A première vue, la ruelle était vide. L'incident n'avait évidemment attiré absolument personne à l'extérieur, et la plupart des fenêtres condamnées par des planches de bois, avaient contribué à dissimulé l'agitation aux résidents des immeubles alentours. Pourtant, il y avait bien un hâle de lumière verte en bas et scrutant depuis sa cage d'escalier, Robin parvenait à discerner une silhouette très certainement humaine. Préférant néanmoins rester à distance afin d'évaluer la situation, Robin s'approcha, prudent, descendant un étage en dessous. Le halo était relativement faible à présent et la forme humaine était totalement discernable.
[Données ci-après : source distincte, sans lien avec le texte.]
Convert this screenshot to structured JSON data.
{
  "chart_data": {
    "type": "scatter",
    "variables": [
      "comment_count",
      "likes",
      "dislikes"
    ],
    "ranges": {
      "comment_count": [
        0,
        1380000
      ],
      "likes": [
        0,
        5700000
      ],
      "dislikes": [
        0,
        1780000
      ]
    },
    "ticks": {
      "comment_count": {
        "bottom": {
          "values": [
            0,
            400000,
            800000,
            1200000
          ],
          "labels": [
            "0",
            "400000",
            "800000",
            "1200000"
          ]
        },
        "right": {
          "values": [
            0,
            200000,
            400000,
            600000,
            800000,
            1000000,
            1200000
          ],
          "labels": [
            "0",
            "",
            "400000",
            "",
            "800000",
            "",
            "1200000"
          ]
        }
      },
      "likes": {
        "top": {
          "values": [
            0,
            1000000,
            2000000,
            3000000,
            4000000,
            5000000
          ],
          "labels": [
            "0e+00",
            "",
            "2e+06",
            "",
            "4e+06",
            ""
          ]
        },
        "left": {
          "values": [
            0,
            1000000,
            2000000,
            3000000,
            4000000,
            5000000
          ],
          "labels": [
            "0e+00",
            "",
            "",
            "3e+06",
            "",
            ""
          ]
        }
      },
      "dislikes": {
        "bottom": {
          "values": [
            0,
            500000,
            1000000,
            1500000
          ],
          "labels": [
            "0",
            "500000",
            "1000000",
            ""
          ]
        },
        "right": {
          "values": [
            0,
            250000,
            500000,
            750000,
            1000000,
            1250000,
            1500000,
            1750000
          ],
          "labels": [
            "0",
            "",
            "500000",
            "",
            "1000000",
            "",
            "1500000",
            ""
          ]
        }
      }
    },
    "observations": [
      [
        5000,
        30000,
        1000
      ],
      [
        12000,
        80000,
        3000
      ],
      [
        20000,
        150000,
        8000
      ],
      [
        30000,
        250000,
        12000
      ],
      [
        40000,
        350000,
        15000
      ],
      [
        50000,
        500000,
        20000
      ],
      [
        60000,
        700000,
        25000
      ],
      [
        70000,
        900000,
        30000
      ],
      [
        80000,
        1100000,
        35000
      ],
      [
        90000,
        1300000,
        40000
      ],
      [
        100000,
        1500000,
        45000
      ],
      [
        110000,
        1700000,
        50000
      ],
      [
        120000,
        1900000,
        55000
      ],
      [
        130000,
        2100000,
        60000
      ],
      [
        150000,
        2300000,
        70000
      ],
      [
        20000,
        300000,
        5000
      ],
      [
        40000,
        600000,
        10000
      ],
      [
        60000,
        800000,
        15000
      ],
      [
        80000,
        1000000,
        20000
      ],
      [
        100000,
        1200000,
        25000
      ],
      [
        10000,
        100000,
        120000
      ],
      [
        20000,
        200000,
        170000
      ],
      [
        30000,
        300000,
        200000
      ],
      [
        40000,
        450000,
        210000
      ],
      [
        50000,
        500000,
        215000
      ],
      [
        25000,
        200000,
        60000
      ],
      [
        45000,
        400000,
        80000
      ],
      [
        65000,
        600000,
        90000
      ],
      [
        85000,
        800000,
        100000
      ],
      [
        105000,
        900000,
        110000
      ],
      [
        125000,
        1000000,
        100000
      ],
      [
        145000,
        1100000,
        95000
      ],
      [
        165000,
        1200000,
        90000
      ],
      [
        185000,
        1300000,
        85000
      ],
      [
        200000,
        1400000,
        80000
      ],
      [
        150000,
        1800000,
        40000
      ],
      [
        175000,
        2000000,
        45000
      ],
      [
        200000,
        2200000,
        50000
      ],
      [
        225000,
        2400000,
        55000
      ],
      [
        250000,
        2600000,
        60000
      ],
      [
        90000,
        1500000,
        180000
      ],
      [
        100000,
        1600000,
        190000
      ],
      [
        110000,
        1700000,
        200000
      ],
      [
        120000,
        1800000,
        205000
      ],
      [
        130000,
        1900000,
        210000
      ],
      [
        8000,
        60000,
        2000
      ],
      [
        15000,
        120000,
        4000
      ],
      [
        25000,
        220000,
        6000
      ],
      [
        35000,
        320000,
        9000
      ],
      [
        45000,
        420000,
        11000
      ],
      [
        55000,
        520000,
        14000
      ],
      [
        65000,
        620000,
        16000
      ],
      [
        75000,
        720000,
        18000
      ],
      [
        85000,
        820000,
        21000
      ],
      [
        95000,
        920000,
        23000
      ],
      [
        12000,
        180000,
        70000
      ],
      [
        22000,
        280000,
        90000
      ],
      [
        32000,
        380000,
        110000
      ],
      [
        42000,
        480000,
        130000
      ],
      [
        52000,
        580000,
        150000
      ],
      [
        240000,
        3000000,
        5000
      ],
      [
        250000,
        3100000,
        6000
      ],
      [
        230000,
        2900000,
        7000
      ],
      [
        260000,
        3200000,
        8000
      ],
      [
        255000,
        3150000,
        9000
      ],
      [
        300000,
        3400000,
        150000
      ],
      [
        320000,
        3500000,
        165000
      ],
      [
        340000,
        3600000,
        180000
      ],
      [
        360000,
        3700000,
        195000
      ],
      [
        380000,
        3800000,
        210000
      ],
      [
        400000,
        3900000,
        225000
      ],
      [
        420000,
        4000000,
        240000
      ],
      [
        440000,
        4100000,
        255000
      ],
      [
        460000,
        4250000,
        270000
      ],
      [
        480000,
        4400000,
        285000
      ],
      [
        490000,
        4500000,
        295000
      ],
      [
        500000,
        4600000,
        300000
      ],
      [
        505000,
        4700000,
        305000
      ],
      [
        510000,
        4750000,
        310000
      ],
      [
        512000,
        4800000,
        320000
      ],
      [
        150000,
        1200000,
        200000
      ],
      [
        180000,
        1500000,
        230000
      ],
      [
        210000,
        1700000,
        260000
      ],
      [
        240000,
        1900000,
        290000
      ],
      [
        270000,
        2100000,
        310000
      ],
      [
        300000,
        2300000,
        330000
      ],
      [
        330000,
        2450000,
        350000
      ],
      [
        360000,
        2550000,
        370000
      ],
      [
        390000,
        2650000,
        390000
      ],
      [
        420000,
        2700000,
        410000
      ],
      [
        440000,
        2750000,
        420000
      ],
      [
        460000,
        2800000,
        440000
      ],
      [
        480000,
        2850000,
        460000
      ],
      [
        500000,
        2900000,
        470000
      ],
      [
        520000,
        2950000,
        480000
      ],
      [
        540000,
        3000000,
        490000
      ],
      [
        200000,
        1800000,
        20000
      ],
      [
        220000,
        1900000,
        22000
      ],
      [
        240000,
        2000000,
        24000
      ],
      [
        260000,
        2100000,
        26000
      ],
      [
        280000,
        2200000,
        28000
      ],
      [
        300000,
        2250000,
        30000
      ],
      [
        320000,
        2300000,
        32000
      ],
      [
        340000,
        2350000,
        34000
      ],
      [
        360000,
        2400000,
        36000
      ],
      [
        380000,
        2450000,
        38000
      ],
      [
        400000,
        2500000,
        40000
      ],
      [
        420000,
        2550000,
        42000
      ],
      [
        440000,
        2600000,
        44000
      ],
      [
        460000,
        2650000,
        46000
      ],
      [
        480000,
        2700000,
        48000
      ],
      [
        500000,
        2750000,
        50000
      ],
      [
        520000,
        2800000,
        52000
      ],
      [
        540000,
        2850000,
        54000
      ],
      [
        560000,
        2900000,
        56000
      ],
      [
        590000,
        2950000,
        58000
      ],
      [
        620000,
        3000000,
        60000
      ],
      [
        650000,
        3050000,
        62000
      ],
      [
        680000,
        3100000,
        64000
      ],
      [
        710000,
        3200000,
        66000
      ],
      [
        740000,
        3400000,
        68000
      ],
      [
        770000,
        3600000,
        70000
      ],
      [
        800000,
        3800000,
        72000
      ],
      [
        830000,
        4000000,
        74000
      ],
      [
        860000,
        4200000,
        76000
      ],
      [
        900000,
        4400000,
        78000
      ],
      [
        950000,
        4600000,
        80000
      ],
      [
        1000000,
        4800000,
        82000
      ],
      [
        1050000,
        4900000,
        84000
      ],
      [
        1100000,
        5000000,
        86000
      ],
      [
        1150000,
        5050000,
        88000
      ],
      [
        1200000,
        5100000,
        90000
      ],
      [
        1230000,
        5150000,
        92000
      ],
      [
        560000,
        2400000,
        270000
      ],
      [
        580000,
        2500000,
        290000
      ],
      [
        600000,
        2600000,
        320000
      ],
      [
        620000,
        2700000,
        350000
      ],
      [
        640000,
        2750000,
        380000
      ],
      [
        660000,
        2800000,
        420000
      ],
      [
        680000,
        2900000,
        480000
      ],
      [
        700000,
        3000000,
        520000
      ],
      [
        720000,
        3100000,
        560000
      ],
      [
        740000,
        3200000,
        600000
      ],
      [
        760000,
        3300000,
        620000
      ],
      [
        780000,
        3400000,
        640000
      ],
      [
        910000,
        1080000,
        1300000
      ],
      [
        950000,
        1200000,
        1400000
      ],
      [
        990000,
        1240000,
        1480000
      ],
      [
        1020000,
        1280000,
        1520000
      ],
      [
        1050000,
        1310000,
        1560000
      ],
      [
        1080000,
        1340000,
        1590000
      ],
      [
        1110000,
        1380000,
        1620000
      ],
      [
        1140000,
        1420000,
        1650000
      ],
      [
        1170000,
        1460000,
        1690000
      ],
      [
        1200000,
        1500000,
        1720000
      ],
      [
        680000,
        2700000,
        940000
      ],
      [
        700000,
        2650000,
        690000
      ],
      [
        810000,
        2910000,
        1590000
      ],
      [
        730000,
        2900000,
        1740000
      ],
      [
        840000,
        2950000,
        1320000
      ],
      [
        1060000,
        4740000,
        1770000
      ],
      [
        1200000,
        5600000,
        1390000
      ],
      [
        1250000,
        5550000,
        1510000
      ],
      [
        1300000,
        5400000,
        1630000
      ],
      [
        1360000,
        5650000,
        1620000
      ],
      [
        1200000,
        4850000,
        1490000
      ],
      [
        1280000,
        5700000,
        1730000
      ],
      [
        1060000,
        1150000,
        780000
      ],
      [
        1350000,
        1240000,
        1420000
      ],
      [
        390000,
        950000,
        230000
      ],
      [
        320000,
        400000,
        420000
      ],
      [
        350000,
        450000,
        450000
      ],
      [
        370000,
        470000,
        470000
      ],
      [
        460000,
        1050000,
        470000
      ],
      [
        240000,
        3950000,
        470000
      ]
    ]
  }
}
Plus exactement, on pouvait désormais pleinement affirmer qu'il s'agissait d'une femme. Robin réduisit la distance qui le séparait de la femme. Cette dernière semblait avoir chuté sur la benne à ordure et était parvenue à enfoncer profondément le métal du couvercle. Tout aurait du porté à croire qu'elle était morte. Pourtant, premier détail significatif, la lumière verte provenait d'elle. Il paraissait donc logique qu'elle ne soit en rien, si l'on peut se permettre le terme, normal. De plus, Robin parvenait à entendre ce qu'il assimila à des plaintes, dans un charabia totalement incompréhensible.

- Que vous est-il arrivé ?

La phrase était sortie toute seule. Cette dernière eut pour effet de faire cesser le flux de son qui émanait de la femme. En revanche, la lumière fut une seconde plus puissante, avant de reprendre son halo calme, vert pomme. Dans le flash, Robin avait reculé et dédaigné sa barre télescopique, prêt au combat. Pourtant il ne lui fallu que peu de temps avant de réaliser qu'il ne courait très certainement aucun risque. De nouveaux mots provenaient de la jeune femme, tout autant incompréhensible, mais de tout évidence épuisé.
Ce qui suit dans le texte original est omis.